There are four fundamental forces in nature: gravity, the electromagnetic force, the weak force, and the strong force. Of these, the strong force is the energy source of twinkling stars in the sky, and makes up the nuclei in the atoms that constitute the myriad molecules forming all the matter. The strong force acts on the quarks, which are the smallest constitutive particles of matter (the elementary particle), and causes a characteristic phenomenon called “confinement” due to the non-perturbative effect: Experimentally observed is the bound state of multiple quarks called the hadron and quarks cannot yet be observed individually. Thus, some kind of non-perturbative method is necessary to investigate the strong force. The purpose of lattice quantum chromodynamics (QCD) is to define the QCD theory on the four-dimensional lattice, which consists of the discretized three-dimensional space and one-dimensional time, and then to study quantitatively, by first-principle calculations on a supercomputer, the realm of 10−15 m where the strong force reigns.

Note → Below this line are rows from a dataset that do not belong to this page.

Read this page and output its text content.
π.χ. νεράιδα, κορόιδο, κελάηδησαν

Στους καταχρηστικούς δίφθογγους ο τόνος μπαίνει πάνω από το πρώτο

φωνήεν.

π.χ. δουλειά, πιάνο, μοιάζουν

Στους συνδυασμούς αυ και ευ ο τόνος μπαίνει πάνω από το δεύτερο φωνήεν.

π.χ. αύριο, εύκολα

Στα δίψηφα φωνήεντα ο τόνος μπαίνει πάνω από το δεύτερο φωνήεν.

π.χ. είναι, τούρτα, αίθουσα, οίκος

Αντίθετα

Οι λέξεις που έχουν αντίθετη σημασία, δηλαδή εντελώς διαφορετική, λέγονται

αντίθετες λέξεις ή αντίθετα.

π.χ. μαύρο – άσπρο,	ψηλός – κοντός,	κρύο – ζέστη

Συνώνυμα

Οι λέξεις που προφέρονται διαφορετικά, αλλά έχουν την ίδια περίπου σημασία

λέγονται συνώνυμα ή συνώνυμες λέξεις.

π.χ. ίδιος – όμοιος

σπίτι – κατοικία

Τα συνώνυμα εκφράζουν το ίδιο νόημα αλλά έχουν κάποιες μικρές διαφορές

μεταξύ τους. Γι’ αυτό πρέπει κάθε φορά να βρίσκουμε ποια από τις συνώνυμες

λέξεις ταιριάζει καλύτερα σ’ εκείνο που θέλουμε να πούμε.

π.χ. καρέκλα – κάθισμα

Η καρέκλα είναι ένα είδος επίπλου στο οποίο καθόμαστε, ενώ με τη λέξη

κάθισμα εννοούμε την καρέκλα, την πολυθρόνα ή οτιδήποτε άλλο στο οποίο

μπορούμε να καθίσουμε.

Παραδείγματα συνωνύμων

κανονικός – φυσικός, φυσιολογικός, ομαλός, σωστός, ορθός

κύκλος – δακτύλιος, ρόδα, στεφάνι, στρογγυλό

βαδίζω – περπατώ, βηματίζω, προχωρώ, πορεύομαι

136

- Precision measurement of hadron spectra
- Precise determination of fundamental parameters in QCD (strong coupling constant and quark masses)
- Investigation of hadron structures and hadron-hadron interactions based on QCD
- Direct construction of nuclei from quarks
- Investigation of QCD phase structure including high-temperature states (the beginning of universe) and high-density states (inside a neutron star)
- Application of tensor renormalization group to lattice quantum field theories
Since the physical point simulations with the physical quark masses have been made possible thanks to algorithmic improvements and increasing computational resources in recent years, lattice QCD simulations are now in the stage of precision measurements at 1% error levels. This is a significant improvement from the previous 10% error stage. In the latest studies, the results for the hadron masses obtained by our lattice QCD simulation had almost reproduced the experimental values (Fig. 1). In addition, extremely large scale simulations allow us a detailed investigation of the internal structure of hadrons. For example, Fig. 2 shows our lattice QCD results for the proton electric form factor (□, ◯) in comparison with the experimental one (red curve). Both results show a good agreement.
Fig.1 Hadron masses with lattice QCD in comparison with experimental values
Fig.2 Proton electric form factor with lattice QCD in comparison with experimental values.